Notizie documentarie si hanno a partire dal periodo longobardo, sappiamo,
inoltre, che nel 1195 la chiesa fu riconsacrata dal vescovo Odorisio. Di
queste costruzioni restano oggi, pochi ma, significativi reperti come la
piccola edicola inserita all’esterno del parato murario del transetto e la
pregevole lastra scultorea reimpiegata in facciata, con un lupo che insegue
un cerbiatto sovrastati da due flessuosi pavoni.
Due importanti interventi strutturali (1648-86 e 1786 – 89) ci hanno consegnato
un edificio dalla pianta cruciforme con una semplice facciata pre-barocca,
datata 1655 e caratterizzata a metà altezza da una balconata in ferro battuto
a cui si accede da una porta – finestra a timpano triangolare spezzato.
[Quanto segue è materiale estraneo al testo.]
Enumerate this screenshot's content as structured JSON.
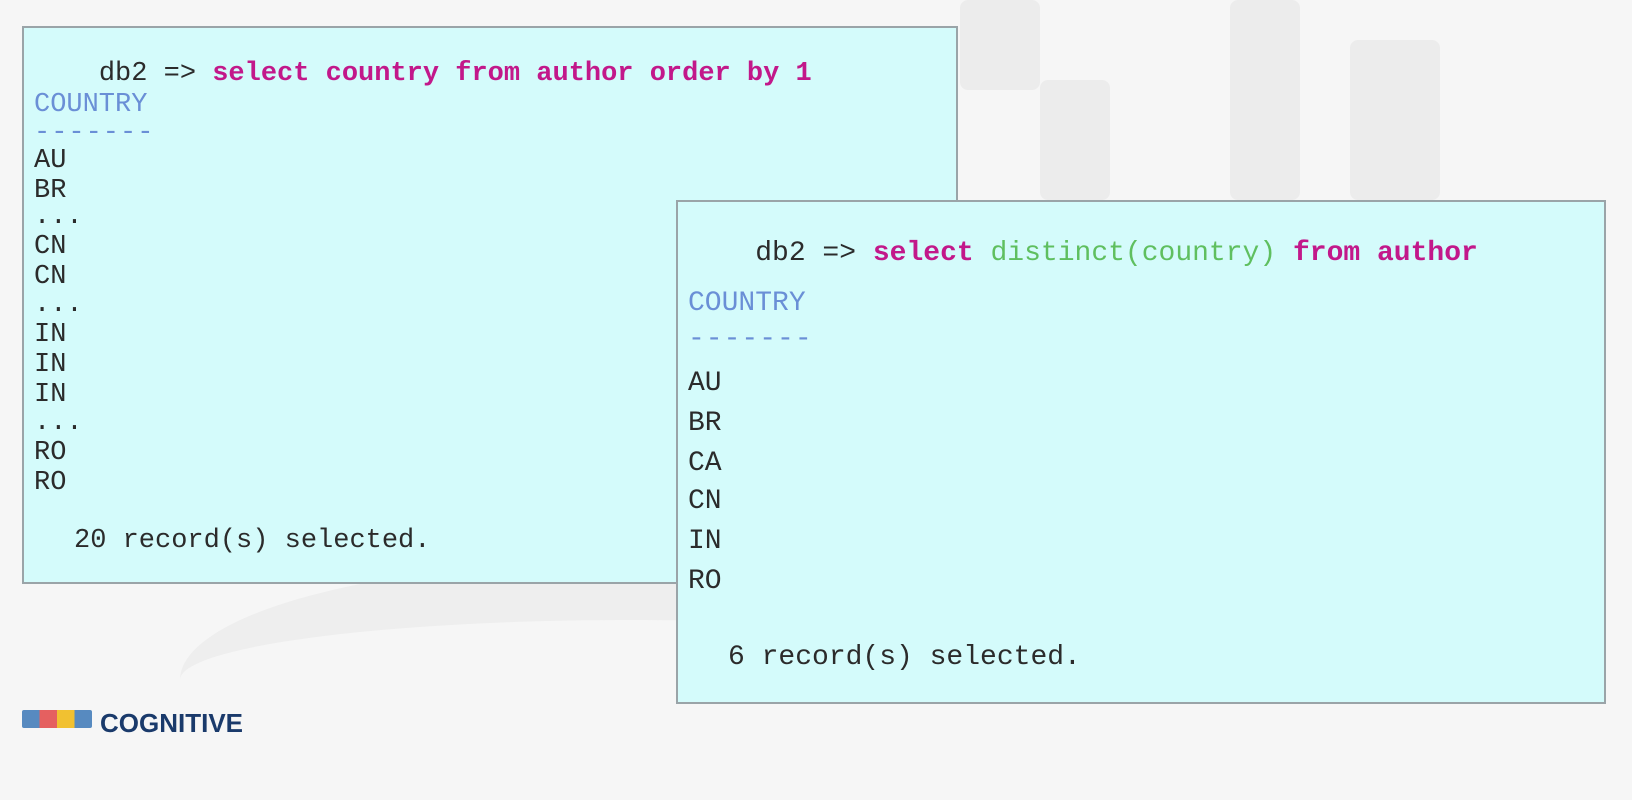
{
  "left_panel": {
    "prompt": "db2 =>",
    "query_parts": [
      {
        "text": "select country from author order by 1",
        "style": "kw"
      }
    ],
    "column_header": "COUNTRY",
    "column_rule": "-------",
    "rows": [
      "AU",
      "BR",
      "...",
      "CN",
      "CN",
      "...",
      "IN",
      "IN",
      "IN",
      "...",
      "RO",
      "RO"
    ],
    "footer": "20 record(s) selected."
  },
  "right_panel": {
    "prompt": "db2 =>",
    "query_select": "select",
    "query_function": "distinct(country)",
    "query_from": "from author",
    "column_header": "COUNTRY",
    "column_rule": "-------",
    "rows": [
      "AU",
      "BR",
      "CA",
      "CN",
      "IN",
      "RO"
    ],
    "footer": "6 record(s) selected."
  },
  "logo": {
    "text": "COGNITIVE"
  },
  "colors": {
    "panel_background": "#d4fbfb",
    "keyword": "#c2188a",
    "function": "#5fbf5f",
    "column_header": "#6a8fd6"
  }
}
La presenza della balconata è legata al culto delle numerose reliquie che
si conservano nella chiesa stessa. Il Lunedì di Pasqua le reliquie dei Santi
vengono esposte alla devozione popolare dai rappresentanti delle Confraternite
dell’Immacolata Concezione e del SS. Nome di Maria che, sul far della sera,
invitano alla preghiera i devoti nell’antistante piazza; a conclusione del
rito una spettacolare cascata di fuochi e luci si riversa sulla facciata
dell’edificio sacro.
Lo spazio interno dell’unica navata è cadenzato da sei cappelle laterali
con dipinti del XVII e del XVIII secolo; degne di nota le pale seicentesche
che ornano il transetto raffiguranti la Visitazione e la Sacra Famiglia con
Dio padre e S. Giovanni Battista. Nella cappella del Rosario i dipinti murali
raffiguranti episodi della Vita della Madonna risalgono al ‘700, mentre le
decorazioni della volta e della cupola sono opera degli inizi del Novecento.
Un elegante Crocifisso ligneo del XV secolo impreziosisce l’altare maggiore.
Poco distante dalla parrocchiale sorge la chiesa della Concezione, raro esempio
di architettura autenticamente barocca in Abruzzo, con la sua facciata a
parete inflessa con le ali arretrate e concave. Fu costruita dalla Confraternita
dell’Immacolata Concezione nel 1771 su una cappella preesistente.